Enter the 100: a collection of kids and teenagers who’ve been put in detention for various crimes they’ve committed, all waiting until their 18th birthday to be re-evaluated and either released back into the population, or “floated” out an airlock. Instead of keeping all these kids and teenagers around until they hit 18, they’re chosen for a special mission. The 100 are sent down to Earth to see if the planet is livable again. The first part of the first season focuses on the 100 as they deal with their new situation, and find out that they might not be the only humans that survived.

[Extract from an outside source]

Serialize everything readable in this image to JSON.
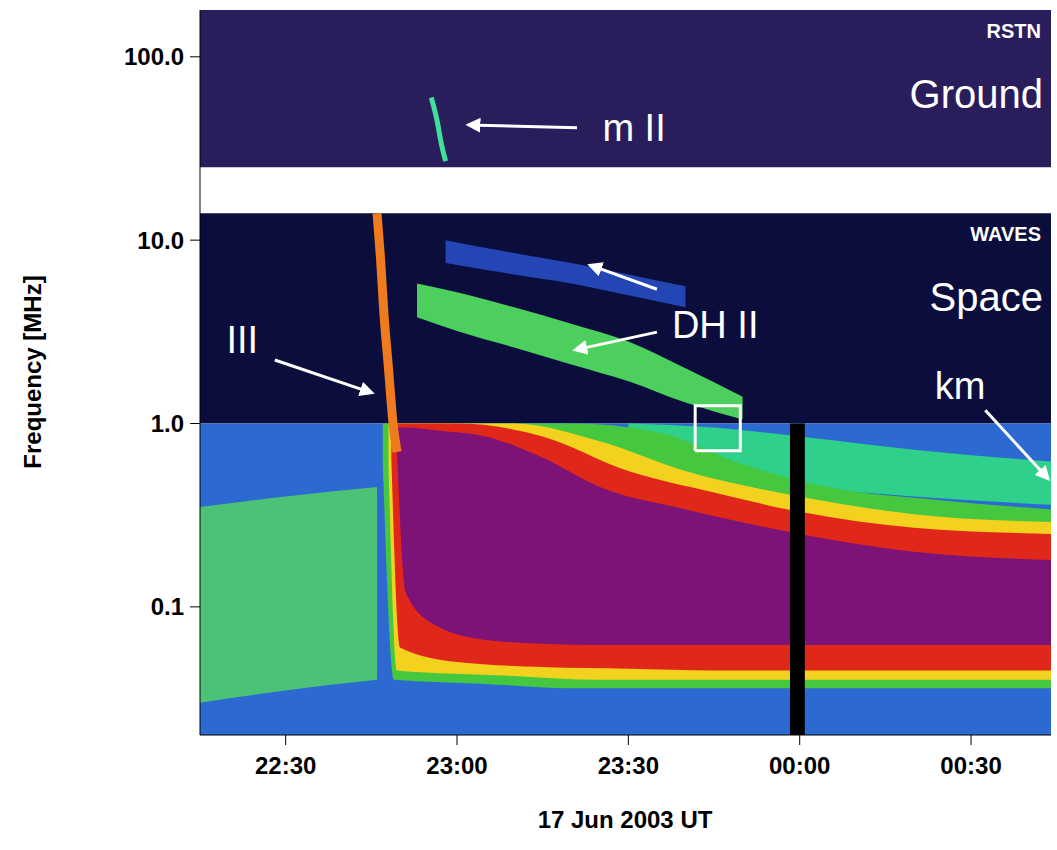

The cast is full of talented actors, and includes some of my favorites, like Alessandro Juliani (also known as Felix Gaeta from Battlestar Galactica) and Henry Ian Cusick (who played Desmond in Lost). The story is really gripping, and I really love where the writers are going with the plot.  Speaking of writers: The 100 is based on a series of young adult fiction books by Kass Morgan, and I definitely enjoyed the books – but after book 1 and the first part of season 1, things really start to diverge.  It’s been interesting to see how very different the show is from the books, and see what the show writers do with the source material that Kass Morgan wrote.